See the response below:
If we were speaking prior to 1973, I would agree. That was the typical point of view, especially after the Council of Trent. However, I would note that the 1973 Rite of Penance (cf. #19) says “the essential words are: I absolve you from your sins in the name of the Father and of the Son and of the Holy Spirit.” Based on that, I’d say the OP’s absolution was doubtful at best.
Are you aware of respected/published authors who still say (post 1973) that the only essential words are “I absolve you”?
A reader from Singapore asked what the minimal formula for absolution was. St. Thomas Aquinas and the majority of classical theology manuals held that the nucleus of the formula was the expression “I absolve you.” A few also sustained that the words “from your sins” were also necessary. All agreed that the Trinitarian invocation and the other prayers were not required for validity but were necessary for the sacrament’s licit celebration in non-emergency situations.
“Ego te absolvo” as the sacramental form of Penance was fixed by infallible decree at the Council of Trent. The 1973 Rite of Penance may be correct that all those words are “essential,” but it must therefore be using “essential” in some sense other than sacramental form.
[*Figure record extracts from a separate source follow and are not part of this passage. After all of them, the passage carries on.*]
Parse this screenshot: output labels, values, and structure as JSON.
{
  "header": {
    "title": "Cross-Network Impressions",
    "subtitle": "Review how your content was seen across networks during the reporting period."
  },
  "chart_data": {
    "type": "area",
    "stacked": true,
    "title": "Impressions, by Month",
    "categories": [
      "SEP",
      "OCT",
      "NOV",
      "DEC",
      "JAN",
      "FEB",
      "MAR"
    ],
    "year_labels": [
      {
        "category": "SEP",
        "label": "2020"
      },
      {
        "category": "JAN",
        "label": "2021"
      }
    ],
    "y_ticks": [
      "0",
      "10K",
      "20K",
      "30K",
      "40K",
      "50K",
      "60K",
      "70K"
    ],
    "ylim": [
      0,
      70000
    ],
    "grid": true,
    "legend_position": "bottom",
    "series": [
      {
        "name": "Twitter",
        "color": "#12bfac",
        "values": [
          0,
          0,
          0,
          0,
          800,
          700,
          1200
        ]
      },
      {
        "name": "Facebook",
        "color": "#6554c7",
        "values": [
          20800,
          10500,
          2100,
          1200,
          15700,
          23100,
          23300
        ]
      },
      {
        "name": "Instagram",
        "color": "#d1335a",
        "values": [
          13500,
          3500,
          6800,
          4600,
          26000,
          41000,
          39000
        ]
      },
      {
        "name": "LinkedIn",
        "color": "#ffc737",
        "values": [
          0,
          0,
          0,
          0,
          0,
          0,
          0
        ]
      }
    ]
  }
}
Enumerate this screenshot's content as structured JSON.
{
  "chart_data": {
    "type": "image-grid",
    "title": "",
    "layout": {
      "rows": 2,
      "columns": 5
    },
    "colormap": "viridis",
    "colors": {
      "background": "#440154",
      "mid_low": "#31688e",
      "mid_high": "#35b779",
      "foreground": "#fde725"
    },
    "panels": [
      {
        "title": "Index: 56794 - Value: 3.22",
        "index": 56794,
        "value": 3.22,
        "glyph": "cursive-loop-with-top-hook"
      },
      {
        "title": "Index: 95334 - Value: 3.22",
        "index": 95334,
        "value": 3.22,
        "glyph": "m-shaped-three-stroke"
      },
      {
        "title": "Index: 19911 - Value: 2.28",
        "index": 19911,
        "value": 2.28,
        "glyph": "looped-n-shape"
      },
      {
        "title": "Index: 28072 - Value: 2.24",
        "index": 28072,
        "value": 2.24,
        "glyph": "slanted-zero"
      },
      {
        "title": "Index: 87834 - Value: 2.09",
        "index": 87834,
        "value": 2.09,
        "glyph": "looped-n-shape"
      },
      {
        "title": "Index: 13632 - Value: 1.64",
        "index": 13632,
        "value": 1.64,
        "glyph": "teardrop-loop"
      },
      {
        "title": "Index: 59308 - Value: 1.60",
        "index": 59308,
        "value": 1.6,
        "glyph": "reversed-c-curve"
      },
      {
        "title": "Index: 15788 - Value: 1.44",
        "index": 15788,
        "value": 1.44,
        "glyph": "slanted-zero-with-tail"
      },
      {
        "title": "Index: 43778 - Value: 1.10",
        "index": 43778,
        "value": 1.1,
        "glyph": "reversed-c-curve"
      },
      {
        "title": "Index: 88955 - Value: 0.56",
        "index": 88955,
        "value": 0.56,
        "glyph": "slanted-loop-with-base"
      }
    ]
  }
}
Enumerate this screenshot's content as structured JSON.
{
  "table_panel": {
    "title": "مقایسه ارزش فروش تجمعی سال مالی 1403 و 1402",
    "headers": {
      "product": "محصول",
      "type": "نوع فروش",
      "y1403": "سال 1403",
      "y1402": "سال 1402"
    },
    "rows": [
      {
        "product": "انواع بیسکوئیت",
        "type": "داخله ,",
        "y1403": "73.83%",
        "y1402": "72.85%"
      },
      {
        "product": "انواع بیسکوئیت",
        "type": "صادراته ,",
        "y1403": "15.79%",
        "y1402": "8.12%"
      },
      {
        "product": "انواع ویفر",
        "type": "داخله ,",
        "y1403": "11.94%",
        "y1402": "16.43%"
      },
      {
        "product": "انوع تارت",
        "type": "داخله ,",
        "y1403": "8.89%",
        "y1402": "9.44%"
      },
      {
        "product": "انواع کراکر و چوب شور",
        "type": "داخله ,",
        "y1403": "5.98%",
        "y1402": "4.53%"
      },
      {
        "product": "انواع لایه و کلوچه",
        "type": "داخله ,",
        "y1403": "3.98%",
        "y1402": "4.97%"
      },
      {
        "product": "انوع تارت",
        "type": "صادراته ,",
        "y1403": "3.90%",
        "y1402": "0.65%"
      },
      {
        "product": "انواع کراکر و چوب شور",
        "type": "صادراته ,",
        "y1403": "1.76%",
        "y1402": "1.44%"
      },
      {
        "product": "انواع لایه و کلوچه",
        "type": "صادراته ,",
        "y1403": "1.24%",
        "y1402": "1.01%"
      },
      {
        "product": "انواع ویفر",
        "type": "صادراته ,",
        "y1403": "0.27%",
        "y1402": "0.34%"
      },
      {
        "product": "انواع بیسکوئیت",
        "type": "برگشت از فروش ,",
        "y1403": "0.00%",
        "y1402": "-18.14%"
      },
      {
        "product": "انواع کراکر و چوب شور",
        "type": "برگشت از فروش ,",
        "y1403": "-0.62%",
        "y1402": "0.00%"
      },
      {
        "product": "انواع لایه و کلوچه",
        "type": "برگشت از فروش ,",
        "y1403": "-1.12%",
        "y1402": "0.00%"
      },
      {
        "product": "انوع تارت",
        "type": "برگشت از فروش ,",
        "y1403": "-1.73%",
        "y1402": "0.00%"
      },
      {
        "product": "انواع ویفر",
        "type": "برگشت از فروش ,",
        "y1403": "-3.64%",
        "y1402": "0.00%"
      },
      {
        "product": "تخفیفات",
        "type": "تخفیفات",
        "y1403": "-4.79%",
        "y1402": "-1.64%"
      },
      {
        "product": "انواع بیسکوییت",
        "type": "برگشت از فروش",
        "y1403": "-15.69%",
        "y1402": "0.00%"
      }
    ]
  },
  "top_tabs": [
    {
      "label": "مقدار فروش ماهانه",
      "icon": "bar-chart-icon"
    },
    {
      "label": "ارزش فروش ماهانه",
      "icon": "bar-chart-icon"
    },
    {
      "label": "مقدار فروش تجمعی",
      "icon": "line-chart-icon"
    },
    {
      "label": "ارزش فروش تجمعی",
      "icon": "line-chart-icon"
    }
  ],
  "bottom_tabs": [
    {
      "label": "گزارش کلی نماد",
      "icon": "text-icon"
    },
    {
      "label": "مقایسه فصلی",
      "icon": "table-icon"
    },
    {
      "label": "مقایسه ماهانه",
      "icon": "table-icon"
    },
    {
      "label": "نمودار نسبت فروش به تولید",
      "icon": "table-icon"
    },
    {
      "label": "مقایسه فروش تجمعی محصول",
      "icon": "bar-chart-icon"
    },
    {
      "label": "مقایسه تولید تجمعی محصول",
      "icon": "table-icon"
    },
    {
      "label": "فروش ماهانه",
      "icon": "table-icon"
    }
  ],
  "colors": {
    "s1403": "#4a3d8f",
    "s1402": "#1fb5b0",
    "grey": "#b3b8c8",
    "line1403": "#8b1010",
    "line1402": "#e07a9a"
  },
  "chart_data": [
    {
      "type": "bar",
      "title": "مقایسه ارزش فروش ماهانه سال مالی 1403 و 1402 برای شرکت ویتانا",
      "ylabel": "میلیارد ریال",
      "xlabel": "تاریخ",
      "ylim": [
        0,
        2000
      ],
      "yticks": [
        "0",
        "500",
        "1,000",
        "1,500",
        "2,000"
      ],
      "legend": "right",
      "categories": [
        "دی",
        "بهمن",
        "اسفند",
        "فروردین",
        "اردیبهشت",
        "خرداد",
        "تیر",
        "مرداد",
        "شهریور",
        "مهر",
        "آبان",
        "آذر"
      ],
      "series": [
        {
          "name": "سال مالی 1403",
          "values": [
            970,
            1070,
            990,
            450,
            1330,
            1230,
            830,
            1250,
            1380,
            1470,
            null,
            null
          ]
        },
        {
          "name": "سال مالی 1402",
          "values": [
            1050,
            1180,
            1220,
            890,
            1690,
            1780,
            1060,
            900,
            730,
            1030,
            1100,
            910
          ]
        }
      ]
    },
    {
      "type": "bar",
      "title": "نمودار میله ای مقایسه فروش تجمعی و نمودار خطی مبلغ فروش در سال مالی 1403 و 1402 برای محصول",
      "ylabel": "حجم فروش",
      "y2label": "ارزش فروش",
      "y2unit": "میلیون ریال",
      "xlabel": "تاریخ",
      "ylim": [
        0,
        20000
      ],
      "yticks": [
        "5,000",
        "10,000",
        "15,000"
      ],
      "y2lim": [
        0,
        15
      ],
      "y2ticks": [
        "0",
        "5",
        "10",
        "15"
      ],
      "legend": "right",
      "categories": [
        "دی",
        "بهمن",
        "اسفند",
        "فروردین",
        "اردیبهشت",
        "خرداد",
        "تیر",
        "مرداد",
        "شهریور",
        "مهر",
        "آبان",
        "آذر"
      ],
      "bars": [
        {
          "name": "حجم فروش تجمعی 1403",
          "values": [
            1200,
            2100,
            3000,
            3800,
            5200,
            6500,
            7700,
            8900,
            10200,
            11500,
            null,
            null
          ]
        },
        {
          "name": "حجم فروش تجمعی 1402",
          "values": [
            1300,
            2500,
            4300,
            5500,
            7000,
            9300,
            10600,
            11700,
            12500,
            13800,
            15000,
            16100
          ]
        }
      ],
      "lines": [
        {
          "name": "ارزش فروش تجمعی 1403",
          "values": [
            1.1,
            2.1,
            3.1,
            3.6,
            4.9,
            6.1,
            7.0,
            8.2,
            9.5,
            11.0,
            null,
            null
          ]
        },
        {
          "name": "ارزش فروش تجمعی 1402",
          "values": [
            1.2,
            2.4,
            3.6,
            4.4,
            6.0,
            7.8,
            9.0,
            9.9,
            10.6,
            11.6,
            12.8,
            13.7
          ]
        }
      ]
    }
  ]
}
It is NOT an abuse if the priest does not ask for the act of contrition to be said.
Absolution is NOT conditional upon the penance being done.
Elizium23: thanks for the link. Fr. McNamara says any formula that has once been approved is always valid. I don’t think I ever considered that possibility before but maybe he’s right. On the other hand, in the book “Liturgy and Law” (2006) the author Huels says the priest “must say” the shorter formula for a valid absolution (pp. 200-201).
sw85: I’m not sure what other meaning “essential” can have and given the way the revised Rite says that abbreviated formula (“I absolve…Holy Spirit.”) has to be used even in “immanent danger of death” (#21) is instructive as to what the Rite expects. I don’t think we can say that the supreme authority in the Church is unable to alter Sacramental forms, even if a previous Council has made a determination…
I have not followed the thread so I will simply comment on the later question of “I absolve you” being essential for validity or not. And the note about regarding what the Rite says.
I agree with what the good Father there said is the case that “I absolve you” has been taken to be “valid”. The Theologian Fr. John Hardon too notes the same.
“Essential” l can be said to mean there in the Rite book : as in “essential for licit form” --thus the Rite is not dealing with what is needed absolutely for validity there but what is needed for licit form of absolution (which of course will also be valid). “What the* Rite* is to be”. Thus when say there is need (such as due to time…the person dying etc) the form “I absolve you from your sins in the name of the Father and of the Son and of the Holy Spirit” is the short form that can be used licitly (and of course validly). But that does not mean there can not be “valid forms” that are not exactly that in the west --which are still valid.
Similar questions can rise about Baptism – where the Rite may say the “essential form” is …referring to the licit form in necessity.
But the Church judges various “alterations” to be valid or not valid according to the criteria for a valid baptism (as one can see in the various judgments about such and other sources).
Bottom line – Sacraments are to be celebrated as the Church describes --even the “short forms” --but variances from such do not necessarily “invalidate” them. Though they may such as “I baptize you in Name of the Creator, the Redeemer and the Sanctifier” is invalid.